Accent or no, Malkiel’s Hebrew page is clearly hitting home with Israelis. He was recently written up in Israel’s largest newspaper, Yedioth Ahronoth, by Israeli celebrity chef Yisrael Aharoni, and his Hebrew-language channel has doubled from 24,000 subscribers in January to over 48,000 today. It features easy-to-follow standards such as hummus, pita, and tabbouleh salad. His own prepared versions of the same dishes generate brisk sales from his dedicated Berlin clientele each week.

“As a joke I call it ‘open source’ hummus, because if you want to make it at home, make it. If you don’t have time, I don’t want to charge money for secrets — I charge money for my labor. I want it to be honest and fair,” Malkiel said.

I call it ‘open source’ hummus, because if you want to make it at home, make it

He’s also proud of the impact his Russian language channel is having on his fellow Tajik countrymen — and women.

Homemade tacos by chef Max Malkiel and Mehrangiz. (Courtesy)

“Today, my country is one of the poorest in the world, so there are a lot of Tajik migrant workers who go to Russia and do the jobs no one wants to do, and they send money back home. And of course they’re stuck there,” Malkiel said. “And suddenly, a Tajik guy on YouTube with a lot of followers is teaching Russians how to cook. And they write compliments to me, because I’m Tajik like them, and it elevates their spirits. It makes them feel like they’re worth something.”

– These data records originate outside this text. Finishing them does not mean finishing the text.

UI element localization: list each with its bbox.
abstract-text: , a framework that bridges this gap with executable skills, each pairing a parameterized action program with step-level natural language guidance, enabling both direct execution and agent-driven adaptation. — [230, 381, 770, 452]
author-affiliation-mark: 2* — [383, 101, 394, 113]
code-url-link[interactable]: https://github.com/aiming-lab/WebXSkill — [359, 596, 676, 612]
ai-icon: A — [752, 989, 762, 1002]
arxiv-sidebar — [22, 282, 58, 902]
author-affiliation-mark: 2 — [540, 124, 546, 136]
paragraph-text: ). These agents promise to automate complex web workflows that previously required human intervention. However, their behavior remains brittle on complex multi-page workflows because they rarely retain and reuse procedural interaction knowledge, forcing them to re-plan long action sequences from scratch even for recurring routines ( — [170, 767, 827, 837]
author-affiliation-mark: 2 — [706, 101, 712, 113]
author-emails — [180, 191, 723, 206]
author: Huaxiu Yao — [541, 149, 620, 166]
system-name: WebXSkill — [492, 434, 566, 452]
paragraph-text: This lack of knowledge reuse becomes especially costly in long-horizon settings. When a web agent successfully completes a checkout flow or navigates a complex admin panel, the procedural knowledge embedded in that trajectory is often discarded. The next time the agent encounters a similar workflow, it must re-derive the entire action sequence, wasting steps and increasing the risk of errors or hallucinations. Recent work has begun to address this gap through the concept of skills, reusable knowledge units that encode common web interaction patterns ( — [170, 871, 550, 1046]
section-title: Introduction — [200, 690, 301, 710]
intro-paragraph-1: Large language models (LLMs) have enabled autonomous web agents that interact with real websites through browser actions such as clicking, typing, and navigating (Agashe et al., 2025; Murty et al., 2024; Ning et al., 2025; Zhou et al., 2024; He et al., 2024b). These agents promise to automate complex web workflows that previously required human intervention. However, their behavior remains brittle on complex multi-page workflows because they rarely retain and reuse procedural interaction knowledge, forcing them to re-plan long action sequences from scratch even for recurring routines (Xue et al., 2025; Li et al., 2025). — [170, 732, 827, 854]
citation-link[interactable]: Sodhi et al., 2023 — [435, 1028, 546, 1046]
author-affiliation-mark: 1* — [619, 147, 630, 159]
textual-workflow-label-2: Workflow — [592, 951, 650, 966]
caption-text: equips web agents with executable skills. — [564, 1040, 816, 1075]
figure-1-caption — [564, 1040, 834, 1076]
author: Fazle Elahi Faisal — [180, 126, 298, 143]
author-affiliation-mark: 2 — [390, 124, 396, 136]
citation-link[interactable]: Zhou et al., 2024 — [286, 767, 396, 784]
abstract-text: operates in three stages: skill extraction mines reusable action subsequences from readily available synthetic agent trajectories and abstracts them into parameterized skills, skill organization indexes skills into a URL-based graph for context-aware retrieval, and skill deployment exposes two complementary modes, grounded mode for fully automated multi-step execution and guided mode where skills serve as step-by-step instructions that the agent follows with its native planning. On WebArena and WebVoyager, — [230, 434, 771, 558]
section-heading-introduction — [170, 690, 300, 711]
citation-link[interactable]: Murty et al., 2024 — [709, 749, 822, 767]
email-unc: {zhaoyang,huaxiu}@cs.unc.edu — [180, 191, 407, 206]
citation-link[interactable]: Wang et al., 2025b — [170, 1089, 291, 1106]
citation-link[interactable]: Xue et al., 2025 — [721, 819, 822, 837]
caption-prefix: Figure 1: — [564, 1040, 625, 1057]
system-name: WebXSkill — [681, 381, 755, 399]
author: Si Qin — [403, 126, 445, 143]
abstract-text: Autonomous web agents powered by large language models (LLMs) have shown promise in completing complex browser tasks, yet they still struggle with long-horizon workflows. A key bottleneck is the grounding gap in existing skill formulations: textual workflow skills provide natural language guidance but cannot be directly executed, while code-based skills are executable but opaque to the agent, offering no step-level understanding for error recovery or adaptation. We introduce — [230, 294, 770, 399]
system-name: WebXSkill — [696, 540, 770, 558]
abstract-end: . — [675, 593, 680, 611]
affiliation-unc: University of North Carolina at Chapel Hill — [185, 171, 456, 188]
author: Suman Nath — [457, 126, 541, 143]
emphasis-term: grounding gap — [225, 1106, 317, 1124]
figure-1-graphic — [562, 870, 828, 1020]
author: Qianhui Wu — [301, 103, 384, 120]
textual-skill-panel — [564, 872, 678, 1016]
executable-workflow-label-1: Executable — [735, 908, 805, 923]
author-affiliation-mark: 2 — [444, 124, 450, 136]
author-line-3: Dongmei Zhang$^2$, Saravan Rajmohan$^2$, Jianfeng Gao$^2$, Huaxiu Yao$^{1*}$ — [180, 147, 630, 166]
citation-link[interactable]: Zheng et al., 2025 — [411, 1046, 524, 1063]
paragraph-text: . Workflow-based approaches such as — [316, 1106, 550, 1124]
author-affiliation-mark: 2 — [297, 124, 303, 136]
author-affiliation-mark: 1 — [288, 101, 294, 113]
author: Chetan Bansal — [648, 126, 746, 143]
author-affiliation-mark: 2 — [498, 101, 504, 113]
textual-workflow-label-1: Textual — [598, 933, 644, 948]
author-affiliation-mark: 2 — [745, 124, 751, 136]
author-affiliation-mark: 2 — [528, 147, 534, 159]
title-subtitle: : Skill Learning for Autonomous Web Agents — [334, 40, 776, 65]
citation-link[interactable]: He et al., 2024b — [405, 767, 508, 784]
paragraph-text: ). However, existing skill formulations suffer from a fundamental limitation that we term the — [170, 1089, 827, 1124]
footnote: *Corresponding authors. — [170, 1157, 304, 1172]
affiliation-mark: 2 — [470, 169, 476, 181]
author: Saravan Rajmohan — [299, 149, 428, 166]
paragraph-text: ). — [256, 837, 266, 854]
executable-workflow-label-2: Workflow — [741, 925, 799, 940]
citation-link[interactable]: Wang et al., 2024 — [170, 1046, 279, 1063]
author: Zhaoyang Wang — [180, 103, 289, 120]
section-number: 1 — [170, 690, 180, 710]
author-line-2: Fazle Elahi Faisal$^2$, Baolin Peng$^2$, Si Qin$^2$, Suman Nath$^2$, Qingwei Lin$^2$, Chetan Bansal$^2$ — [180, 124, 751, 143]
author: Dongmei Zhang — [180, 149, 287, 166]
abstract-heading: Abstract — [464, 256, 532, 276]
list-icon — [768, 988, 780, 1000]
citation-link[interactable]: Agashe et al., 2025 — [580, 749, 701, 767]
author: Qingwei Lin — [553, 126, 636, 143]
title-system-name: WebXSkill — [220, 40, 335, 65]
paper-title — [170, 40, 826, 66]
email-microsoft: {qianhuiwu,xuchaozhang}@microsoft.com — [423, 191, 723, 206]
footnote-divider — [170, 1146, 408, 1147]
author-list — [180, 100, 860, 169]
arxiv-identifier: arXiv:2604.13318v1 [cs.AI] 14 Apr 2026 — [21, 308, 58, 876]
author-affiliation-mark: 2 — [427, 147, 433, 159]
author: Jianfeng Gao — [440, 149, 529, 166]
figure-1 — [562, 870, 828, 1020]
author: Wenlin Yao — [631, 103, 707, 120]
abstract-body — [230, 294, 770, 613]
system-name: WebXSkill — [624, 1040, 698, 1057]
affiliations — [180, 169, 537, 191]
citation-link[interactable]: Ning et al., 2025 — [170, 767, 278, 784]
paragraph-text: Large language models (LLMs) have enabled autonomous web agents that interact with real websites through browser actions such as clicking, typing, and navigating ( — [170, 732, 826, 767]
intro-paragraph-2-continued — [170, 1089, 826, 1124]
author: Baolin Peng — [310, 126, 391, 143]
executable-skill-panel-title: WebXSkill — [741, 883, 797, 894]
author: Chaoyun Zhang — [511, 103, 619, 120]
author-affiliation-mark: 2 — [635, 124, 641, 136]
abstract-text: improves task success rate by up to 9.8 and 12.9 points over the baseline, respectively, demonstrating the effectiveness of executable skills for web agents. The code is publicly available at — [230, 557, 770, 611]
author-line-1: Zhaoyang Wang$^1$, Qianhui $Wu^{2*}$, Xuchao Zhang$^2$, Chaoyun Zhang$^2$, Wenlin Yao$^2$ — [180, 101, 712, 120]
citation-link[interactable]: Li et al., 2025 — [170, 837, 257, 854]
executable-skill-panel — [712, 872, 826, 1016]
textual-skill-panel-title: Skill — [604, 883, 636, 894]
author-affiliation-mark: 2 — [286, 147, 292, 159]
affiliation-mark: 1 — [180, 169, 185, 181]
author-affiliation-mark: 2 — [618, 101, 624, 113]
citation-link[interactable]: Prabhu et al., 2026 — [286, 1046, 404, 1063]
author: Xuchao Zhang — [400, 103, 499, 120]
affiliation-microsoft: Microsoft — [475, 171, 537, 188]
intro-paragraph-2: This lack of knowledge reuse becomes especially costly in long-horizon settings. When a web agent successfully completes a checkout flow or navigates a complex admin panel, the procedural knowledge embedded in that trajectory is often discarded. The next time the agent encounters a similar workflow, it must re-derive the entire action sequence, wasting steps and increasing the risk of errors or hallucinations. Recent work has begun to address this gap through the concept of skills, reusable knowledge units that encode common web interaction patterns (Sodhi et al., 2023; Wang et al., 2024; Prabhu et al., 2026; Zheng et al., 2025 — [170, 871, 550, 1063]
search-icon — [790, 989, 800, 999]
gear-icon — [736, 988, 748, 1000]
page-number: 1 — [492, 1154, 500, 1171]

His videos are also making a dent in helping along a cultural revolution in the home.

“I’ve also gotten quite a few emails from traditional young people from Bukhara, from Samarkand, from all of those places, that say, ‘I watch your videos and then I go to the kitchen and help my mom, I help my sister or my wife,’” he said. “For the Western public it may sound like no big deal, but for my country it’s a big deal, and I’m very proud to be a part of this, to have my little influence in this matter. That somebody goes to the kitchen and makes a woman’s life easier, that’s something good for me.”

Religious tolerance is more than skin deep

Chef Max Malkiel’s Hebrew tattoo of his wife’s name, Merhangiz, January 2020. (Yaakov Schwartz/ Times of Israel)

Malkiel and his Tajik-Muslim wife Miri (her full name is Mehrangiz, Persian for someone who inspires love) sport matching Hebrew tattoos on their forearms that are hard to miss, each featuring the other’s name. In addition to being a testament to their love, it also hints at a religious tolerance that might be a byproduct of coming from a country where even in the post-Soviet era secularism is strictly enforced.

His multicultural background came in unexpectedly useful during Germany’s lockdown, when many staples such as yeast were snatched up by terrified panic-shoppers, causing widespread shortages. The phenomenon even earned its own term in German: hamsterkauf, or hamster-buying.

“I was lucky because we did some catering for Israelis, so I got my stock before corona — I had lots of yeast. But getting my hands on flour was also a problem; they didn’t have a lot of flour here,” Malkiel said.

“But you know,” he said, “those people who are not very wise also happen to be kind of racist, and they don’t visit the Muslim shops. So I went to Muslim shops and they were fully stocked — they had everything I needed.”